Repairing Robin Hood Gardens

Repairing Robin Hood Gardens
@alexismonet
Facing demolition, Robin Hood Gardens by the Smithsons calls for urgent attention. Our project proposes radical repair and tackles student housing.

Alexis Monet
Lille, France
About
French architect, 25, I defend a demanding and committed architecture that turns creation into a shared responsibility facing today’s challenges.
Links
Team members
Alexis Monet
Field of work
Architecture, Urban planning, Research
Project submitted
2025

I am a young French architect deeply committed to a practice that listens attentively to places, histories, and the social and ecological realities that shape them. My path into architecture was shaped by this transversality—at the crossroads of these questions—convinced that the built project is, above all, a narrative: a gesture of attentive listening to place and its memories.

My final project at the Lille School of Architecture, focused on the repair of Robin Hood Gardens in London, marked a turning point in my approach. Rather than erase or idealize, I sought to question the existing with precision and care, revealing its fractures and latent potentials. For me, architecture is a political and ethical act—one that honors the past while embracing the necessity of transformation.

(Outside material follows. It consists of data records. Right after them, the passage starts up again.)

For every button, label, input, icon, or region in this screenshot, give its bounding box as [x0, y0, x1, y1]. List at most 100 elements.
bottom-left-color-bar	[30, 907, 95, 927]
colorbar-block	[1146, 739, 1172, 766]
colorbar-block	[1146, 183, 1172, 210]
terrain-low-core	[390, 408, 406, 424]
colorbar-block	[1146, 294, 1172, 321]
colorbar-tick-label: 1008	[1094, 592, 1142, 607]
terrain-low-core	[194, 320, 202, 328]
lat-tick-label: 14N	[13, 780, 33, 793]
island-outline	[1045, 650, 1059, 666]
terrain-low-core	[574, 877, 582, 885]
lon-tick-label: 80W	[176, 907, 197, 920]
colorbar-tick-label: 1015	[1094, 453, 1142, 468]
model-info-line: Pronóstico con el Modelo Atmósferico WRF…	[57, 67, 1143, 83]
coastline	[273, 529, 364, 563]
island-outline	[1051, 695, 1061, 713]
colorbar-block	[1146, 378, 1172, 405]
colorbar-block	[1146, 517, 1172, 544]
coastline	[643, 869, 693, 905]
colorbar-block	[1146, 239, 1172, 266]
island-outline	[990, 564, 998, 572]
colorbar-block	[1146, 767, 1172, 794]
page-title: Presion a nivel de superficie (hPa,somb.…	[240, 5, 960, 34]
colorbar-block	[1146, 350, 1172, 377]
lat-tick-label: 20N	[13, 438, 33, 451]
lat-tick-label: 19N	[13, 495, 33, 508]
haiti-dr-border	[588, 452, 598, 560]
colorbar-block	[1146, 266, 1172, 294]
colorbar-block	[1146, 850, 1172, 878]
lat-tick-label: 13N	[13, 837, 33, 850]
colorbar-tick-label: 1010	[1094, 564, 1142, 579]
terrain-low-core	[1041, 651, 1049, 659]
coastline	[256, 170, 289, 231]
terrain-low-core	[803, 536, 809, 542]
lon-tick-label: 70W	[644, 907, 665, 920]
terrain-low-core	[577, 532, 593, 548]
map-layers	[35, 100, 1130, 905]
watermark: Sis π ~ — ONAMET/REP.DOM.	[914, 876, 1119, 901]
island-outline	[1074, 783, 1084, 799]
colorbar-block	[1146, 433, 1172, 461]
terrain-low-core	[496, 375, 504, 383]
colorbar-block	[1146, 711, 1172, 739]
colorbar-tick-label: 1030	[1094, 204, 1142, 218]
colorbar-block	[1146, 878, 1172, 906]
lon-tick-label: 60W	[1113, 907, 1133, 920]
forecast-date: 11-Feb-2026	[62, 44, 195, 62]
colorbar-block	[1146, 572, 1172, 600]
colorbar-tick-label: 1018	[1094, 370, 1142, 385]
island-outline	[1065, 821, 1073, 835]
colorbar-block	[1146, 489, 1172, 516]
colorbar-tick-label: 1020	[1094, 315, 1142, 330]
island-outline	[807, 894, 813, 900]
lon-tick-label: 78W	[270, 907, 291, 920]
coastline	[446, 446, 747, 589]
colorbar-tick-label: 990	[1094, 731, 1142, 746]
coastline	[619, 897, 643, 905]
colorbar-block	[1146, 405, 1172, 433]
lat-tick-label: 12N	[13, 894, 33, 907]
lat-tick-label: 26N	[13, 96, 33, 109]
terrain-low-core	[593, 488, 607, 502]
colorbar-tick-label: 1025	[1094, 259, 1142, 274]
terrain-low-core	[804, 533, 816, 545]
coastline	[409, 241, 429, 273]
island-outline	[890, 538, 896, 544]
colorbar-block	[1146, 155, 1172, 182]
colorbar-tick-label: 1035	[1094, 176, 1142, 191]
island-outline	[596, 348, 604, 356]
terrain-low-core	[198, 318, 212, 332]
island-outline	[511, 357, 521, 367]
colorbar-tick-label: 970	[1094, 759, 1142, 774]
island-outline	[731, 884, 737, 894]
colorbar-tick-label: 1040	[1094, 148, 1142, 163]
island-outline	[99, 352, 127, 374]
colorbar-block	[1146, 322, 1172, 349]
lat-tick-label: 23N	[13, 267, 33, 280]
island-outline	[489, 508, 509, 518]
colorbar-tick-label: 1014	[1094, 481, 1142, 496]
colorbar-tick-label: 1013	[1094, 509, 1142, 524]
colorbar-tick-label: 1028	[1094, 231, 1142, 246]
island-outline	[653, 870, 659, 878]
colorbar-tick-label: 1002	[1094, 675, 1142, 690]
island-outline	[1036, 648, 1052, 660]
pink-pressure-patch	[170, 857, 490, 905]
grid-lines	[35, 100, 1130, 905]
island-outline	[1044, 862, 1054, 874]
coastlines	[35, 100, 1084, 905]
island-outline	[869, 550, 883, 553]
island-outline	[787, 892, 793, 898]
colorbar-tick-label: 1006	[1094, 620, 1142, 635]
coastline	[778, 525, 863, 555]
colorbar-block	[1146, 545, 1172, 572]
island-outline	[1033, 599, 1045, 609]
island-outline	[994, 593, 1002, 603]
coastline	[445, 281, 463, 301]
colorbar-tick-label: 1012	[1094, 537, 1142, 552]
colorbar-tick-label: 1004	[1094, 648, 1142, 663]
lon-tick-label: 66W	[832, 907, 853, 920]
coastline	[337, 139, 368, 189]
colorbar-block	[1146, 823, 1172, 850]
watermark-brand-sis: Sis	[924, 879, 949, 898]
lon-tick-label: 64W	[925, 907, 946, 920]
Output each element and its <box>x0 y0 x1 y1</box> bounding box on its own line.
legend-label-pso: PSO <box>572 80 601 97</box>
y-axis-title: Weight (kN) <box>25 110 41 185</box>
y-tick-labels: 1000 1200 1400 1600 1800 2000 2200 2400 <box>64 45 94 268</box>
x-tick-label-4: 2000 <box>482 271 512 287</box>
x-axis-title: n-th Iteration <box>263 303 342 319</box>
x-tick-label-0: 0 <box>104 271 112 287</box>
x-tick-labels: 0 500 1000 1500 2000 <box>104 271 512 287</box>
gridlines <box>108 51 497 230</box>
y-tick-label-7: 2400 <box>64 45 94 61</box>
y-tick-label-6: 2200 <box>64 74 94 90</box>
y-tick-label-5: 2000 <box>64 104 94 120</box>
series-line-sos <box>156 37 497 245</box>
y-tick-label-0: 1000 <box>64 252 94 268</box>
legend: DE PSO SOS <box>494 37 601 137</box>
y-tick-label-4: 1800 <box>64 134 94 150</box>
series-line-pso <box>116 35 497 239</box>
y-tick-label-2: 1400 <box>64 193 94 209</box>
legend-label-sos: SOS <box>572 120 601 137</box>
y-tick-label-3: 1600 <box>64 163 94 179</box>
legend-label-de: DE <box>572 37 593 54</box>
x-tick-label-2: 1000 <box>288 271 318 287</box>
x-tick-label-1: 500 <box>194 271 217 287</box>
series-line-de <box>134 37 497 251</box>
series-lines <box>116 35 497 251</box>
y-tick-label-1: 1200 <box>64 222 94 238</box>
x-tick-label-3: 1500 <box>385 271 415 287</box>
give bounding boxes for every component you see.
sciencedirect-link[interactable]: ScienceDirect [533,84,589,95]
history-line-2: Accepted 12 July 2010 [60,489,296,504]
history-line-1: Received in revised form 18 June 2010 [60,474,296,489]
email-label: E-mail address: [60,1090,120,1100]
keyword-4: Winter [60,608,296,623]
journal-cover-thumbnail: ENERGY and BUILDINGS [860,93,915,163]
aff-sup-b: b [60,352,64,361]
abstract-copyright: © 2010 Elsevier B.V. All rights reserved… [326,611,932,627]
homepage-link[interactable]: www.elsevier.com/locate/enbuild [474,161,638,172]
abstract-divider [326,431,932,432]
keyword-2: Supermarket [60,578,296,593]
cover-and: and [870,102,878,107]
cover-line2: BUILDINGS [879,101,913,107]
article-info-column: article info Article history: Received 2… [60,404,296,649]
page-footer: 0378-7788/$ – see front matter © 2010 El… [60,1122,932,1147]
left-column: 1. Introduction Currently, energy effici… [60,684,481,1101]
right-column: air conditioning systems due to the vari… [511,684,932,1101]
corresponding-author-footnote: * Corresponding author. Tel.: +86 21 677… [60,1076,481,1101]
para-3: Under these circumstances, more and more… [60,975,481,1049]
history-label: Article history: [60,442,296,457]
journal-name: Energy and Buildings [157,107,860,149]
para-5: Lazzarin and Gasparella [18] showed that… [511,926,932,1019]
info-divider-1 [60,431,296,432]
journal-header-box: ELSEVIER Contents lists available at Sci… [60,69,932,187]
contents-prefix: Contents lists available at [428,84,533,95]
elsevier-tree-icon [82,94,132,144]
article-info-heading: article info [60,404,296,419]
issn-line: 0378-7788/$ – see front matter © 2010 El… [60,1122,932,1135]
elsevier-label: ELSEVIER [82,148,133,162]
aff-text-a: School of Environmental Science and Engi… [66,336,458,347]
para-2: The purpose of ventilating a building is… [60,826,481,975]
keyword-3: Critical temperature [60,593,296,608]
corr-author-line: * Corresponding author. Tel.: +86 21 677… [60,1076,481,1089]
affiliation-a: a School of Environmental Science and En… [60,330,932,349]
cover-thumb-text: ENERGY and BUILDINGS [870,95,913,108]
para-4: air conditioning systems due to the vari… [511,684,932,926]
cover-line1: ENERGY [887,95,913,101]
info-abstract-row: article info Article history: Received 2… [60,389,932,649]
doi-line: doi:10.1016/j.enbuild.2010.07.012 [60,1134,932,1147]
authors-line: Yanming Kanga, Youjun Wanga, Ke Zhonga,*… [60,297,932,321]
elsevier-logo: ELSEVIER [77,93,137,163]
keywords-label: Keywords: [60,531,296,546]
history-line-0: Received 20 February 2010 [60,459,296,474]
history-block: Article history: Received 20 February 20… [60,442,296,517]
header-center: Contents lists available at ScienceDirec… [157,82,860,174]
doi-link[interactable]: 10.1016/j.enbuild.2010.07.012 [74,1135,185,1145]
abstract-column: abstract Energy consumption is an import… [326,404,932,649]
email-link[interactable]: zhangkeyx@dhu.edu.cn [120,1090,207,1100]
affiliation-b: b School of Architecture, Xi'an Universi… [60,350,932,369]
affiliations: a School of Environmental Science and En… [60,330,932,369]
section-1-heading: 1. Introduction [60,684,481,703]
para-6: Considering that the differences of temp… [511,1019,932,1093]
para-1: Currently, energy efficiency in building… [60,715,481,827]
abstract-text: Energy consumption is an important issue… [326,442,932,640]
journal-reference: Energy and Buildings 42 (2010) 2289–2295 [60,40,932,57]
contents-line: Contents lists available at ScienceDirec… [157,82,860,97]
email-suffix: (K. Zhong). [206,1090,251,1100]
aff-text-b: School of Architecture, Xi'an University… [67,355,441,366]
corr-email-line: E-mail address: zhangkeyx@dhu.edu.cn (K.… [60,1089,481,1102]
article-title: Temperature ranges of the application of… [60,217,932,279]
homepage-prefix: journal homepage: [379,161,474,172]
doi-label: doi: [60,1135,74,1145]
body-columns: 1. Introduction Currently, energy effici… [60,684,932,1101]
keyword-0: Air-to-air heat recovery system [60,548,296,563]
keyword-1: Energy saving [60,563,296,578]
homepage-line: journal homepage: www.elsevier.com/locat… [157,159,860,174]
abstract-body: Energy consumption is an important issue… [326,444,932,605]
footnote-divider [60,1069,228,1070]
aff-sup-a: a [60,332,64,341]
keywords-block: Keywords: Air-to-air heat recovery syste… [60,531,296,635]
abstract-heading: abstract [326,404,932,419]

Though still early in my career, I have worked in offices across Ghent, Dublin, Lille, and now Brussels. Theses experiences confirmed that to draw is to think, critique, and invent. I favour a practice where drawing and models remain central to design—tools that grasp nuances, invisible tensions, and allow for a real dialogue with the existing.

I also work as a teaching assistant for third-year students at Lille. I see transmission as a fundamental responsibility. Sharing, questioning, and inspiring curiosity are essential to build a future where architecture is thoughtful, inclusive, and transformative.

Alongside practice, I continue critical research on post-war architecture, extending reflections begun in my master’s thesis. Through writing, analysis, and graphic exploration, I seek to deepen architecture’s capacity to hold memory and address our collective futures.

Architecture, to me, is a continuous act of engagement—an open, critical dialogue demanding humility, responsibility, and imagination to help shape a more just and sustainable world.


The project proposes repair as an act of radical resistance. Against standardised and dehumanising models, it makes a plea for an engaged way of intervening in the existing.

Robin Hood Gardens serves as a case study in order to explore the potential of post-war housing. Our intervention goes beyond a simple rehabilitation. It aims to give buildings the opportunity to evolve over time, while respecting its values. We believe in an architecture that considers history as a living material, placing users at the center and encouraging appropriation.

In London, the crisis of student housing is worrying. Privatization of the sector has led to a 67% rise in rents, forcing 1/5th of students to live in unhealthy and over-occupied conditions. This project proposes to rethink student housing through the very act of repair. It is guided by two key principles - adaptability and appropriation - and inspired by two references: the approach of John Habraken towards flexible housing and the work of Simone and Lucien Kroll in relation to experimentation.

Robin Hood Gardens is repaired without masking the traces of its time. A secondary steel structure supports the weaknesses of the primary structure. Each scar remains visible. Each intervention becomes identifiable. Repairing is revealing. But the project also faces the future and thinks long term. The steel structure creates flexible spaces, in which students can shape their own environments. Accommodations are modular and reconfigurable, turning individual modules into a collective space when needed. This system offers an infinite variety of uses exploring new forms of collectivity. In renewing the very typology of student housing, this project asks one simple question : how to repair the world together?